A great way to find a movie reviewer that you like is to check out a review that they have written for a movie that you've already seen. I do this a great deal, too, read reviews of movie's I have already seen. I like comparing what I thought with the reviewer, and having a fight in my mind about the movie.

One of the million great things about the internet has been that it lets you choose a reviewer that you like from hundreds. When I was a kid, the Newark Star-Ledger had two film reviewers, one I really liked and one I thought was a total idiot and a bad writer, but I had no other options - it was the only paper that came to our house. New sites called "review aggregators" have sprung to gather many, many reviews and average them into a consensus. While the website "Rotten Tomatoes" is the most famous one, because of its funny name, I use another well-known one, Metacritic, to check out what many critics think of the same movie. These sites have gained power in the movie industry itself, as this article  (I found the link on Wikipedia) explains pretty well.

Directions
During class today:

1. Visit Metacritic and choose a movie that you've already seen.
2. Read three of the reviews - the most positive, the most negative, and any one in the middle.
3. Write a logical (SEE) paragraph - which of the three reviews best matched your own assessment of the movie?

For tonight (if you don't have internet access right now, make sure to print a hard copy before you go):

1. Read a different review by the same reviewer with whom you most agreed.
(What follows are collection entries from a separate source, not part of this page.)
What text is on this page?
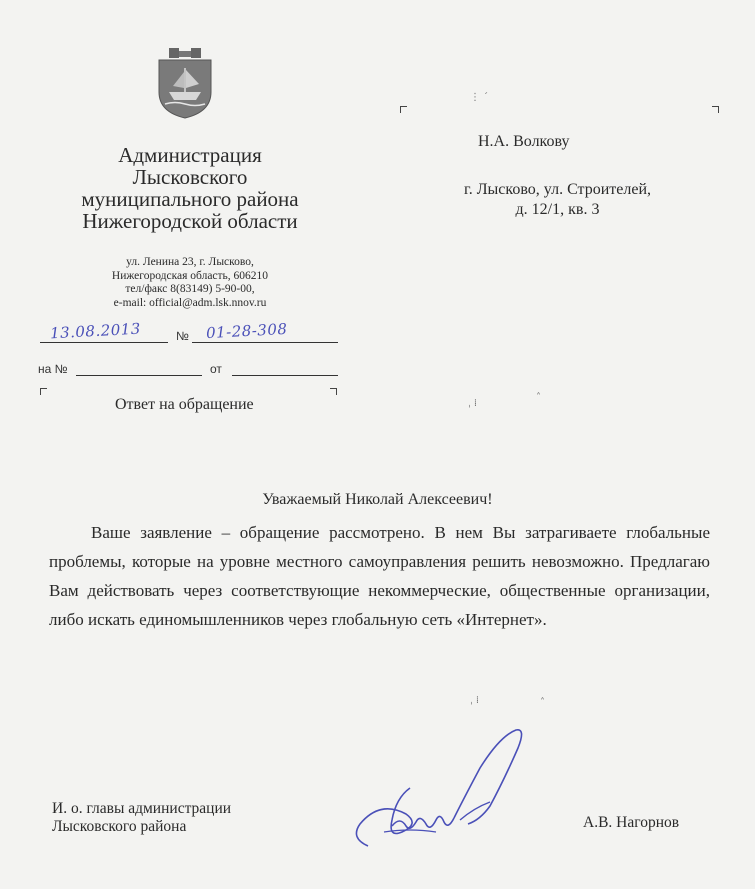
Администрация
Лысковского
муниципального района
Нижегородской области
ул. Ленина 23, г. Лысково,
Нижегородская область, 606210
тел/факс 8(83149) 5-90-00,
e-mail: official@adm.lsk.nnov.ru
13.08.2013	№ 01-28-308
на №	от
Н.А. Волкову
г. Лысково, ул. Строителей,
д. 12/1, кв. 3
Ответ на обращение
Уважаемый Николай Алексеевич!
Ваше заявление – обращение рассмотрено. В нем Вы затрагиваете глобальные проблемы, которые на уровне местного самоуправления решить невозможно. Предлагаю Вам действовать через соответствующие некоммерческие, общественные организации, либо искать единомышленников через глобальную сеть «Интернет».
И. о. главы администрации
Лысковского района	А.В. Нагорнов
⋮ ˊ
ˌ ⁞
ˌ ⁞
˄
˄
You can read another review for a movie that you've already seen or choose something that you are trying to decide whether to invest time and money in.
2. Answer the following in complete sentences in a Google Drive file:

  • What was the author's central thesis about this movie?
  • What was their best explanation for why they loved/liked/disliked/hated the movie?
  • What was their best example from the movie that they used to try and prove that it was great/good/bad/terrible?
  • Did the review persuade you to see/avoid the film? Why (or why not)?